Within the halls of Atlanta Symphony, the silence has been deafening. For nine weeks, an extended musician lockout prevented the performance of many great pieces — from works of Ravel to a Pops concert with Seinfeld-alum Jason Alexander. Mary Chapin Carpenter’s scheduled performance on September 27 also was a casualty of the labor dispute. As an Atlanta staple for decades, Carpenter was set to perform Songs from the Movie, a collection of her compositions that have been reimagined with a full orchestra. But she withdrew when it appeared at the time that the dispute would continue.
“As the tour date got closer and closer, we had to pay closer attention to it,” she says. “It was very important. We were watching and hoping for resolution, but when it got so close, and it wasn’t clear whether it would be resolved, I had to make the decision.”
After she pulled out of her engagement at Symphony Hall, Carpenter found an opening at the Variety Playhouse for a more intimate evening with her acoustic songs. The Friday night show (with special guest Tift Merritt) — her first at Variety Playhouse since 1992 — is a Thanksgiving food benefit for Hosea’s Feed the Hungry and the Atlanta Community Food Bank.
“It’s my desire for something good to come out of a difficult situation,” she says. “It feels like all the pieces of the puzzle fit together; a good serendipity. We’re just really happy and excited to be coming after all.”
For fans of Carpenter’s folk-country storytelling, Songs from the Movie may seem on the surface like a 180-degree turn.
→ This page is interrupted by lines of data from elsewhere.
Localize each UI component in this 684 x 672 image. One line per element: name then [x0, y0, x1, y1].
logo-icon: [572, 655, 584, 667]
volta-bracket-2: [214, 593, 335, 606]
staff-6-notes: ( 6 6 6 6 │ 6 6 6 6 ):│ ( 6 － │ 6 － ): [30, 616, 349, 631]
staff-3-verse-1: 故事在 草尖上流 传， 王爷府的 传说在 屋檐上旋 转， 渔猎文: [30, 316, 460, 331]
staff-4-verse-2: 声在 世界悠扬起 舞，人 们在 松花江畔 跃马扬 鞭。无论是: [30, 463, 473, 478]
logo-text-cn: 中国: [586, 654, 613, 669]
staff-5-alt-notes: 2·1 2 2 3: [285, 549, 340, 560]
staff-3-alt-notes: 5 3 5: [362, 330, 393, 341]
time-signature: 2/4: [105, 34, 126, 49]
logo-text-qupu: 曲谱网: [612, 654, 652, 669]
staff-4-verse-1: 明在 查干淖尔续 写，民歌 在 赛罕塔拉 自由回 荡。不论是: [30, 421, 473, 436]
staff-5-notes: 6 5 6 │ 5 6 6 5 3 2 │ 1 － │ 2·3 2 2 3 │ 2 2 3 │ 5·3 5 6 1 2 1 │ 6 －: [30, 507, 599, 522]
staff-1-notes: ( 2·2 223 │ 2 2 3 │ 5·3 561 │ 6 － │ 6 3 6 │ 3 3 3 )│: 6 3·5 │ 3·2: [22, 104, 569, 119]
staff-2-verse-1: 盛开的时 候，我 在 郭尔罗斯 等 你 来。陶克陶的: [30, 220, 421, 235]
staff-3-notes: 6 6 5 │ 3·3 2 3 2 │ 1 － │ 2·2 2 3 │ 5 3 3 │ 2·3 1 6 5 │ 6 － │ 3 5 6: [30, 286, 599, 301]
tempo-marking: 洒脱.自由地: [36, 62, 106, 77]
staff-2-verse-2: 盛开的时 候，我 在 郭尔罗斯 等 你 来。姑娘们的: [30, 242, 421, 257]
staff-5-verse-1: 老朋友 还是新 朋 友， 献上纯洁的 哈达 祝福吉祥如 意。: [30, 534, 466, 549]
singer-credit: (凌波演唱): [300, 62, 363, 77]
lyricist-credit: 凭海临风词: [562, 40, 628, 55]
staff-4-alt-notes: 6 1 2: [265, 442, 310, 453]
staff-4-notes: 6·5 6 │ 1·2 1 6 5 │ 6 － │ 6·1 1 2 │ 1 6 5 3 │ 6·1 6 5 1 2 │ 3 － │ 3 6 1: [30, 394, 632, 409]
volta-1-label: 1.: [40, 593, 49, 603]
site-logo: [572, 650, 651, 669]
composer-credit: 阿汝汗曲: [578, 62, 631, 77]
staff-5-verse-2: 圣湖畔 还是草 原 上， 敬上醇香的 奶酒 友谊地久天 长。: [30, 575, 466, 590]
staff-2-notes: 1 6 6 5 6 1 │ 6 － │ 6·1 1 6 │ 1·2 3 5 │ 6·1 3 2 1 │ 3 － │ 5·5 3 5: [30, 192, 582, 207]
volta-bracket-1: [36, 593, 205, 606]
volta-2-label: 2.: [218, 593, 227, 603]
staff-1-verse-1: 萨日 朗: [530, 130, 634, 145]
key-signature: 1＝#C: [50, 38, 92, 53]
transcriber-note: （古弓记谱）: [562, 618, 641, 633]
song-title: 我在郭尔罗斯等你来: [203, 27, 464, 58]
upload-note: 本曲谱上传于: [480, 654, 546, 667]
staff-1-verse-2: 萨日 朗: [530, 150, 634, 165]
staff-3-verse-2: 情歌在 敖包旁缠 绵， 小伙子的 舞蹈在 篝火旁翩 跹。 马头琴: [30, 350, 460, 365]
Not true, she says. “A lot of times, pop music artists will say, ‘Oh, I want to do an orchestra record,’ and their vision was, ‘Let’s just slap a string section on an existing track,’” she says. “And they don’t really take the music or songs to another place to reimagine them.”
To strike the right creative chord, she collaborated with diverse pop-jazz composer Vince Mendoza, who helped her interpret her well-known works such as “Come On, Come On” through a classical lens. “Vince’s work has always been so original and evocative,” she says. “He wrote entirely new passages for ‘I Am a Town,’ and ‘Goodnight America.’ They just kill me when I hear them, and when I’m on a stage, I just want to fall over. I say to myself, ‘Oh my God, this is beautiful.’”
As an accomplished acoustic-folk and country musician, Carpenter’s current tour allows her to pivot between storied concert halls and down-home venues — both with their own distinct flavors.
“I was playing with 88‑plus beautiful musicians at the Royal Albert Hall in London,” she says, “and then within a few days I was in Santa Barbara, California, playing with my two dear friends who are accompanying me on this acoustic tour. Each one forces me to bring a different skill set, and it requires me to be awake, aware and nimble. I’ve found that I love that feeling.”
Although written back in 2007, Carpenter’s “On With the Song” might as well be an anthem for Atlanta Symphony Orchestra, its governing body and patrons. As a response to the ire directed at Dixie Chicks lead singer Natalie Maines back in 2003, the song lyric tells the story about people who buck conventional wisdom during confrontation. “When the whole world seems to be upside down,” the lyric goes, “the shots bein’ taken get cheaper, cheaper.”
At the epicenter of our city’s cultural institutions, the Atlanta Symphony’s world has most certainly been turned upside-down with lockouts in both 2012 and 2014. Carpenter hopes this new agreement — which facilitated the ASO’s return tonight with Beethoven’s Ninth Symphony — is an important spark for the future. “I’ve seen what the final agreement is, and as someone who has always loved everything symphonic, I hope it can become a positive thing going forward, and that Atlanta as a city can support this treasure they have,” she says.
Symphony trouble is not exclusive to Atlanta — far from it, Carpenter notes. “It’s tough times for symphonies around the world, and certainly here in America,” she says. “Not a day goes by where we don’t hear of some organization that is really struggling to make it all work. But as we all know, as far as the arts go, community support is incredibly important, as is outreach, programming, labor issues, and everything else.”
Carpenter has played Atlanta in different venues more than 15 times since 1991, and says she’ll rebook a visit to the Atlanta Symphony as soon as scheduling permits. As she explains, collaborating with symphony players around the world has been a profound and humbling experience.
“Singing live with an orchestra is very complex,” she says. “I have to not oversing so I don’t end up screeching; but also, I can’t undersing because then I’ll be swallowed up. The best analogy I can come up with is that you’re on top of a wave, and you’re riding it, constantly recalibrating your balance. There’s a euphoric feeling when you’re in the zone, and it’s levitating.
“I say to myself, ‘Oh my God, I love this,’” she adds, “and every time I get to present it, the symphony music, I come off the stage and say, ‘I hope this never ends.’”
Will Pollock is an Atlanta-based freelance journalist, blogger and author of Pizza for Good.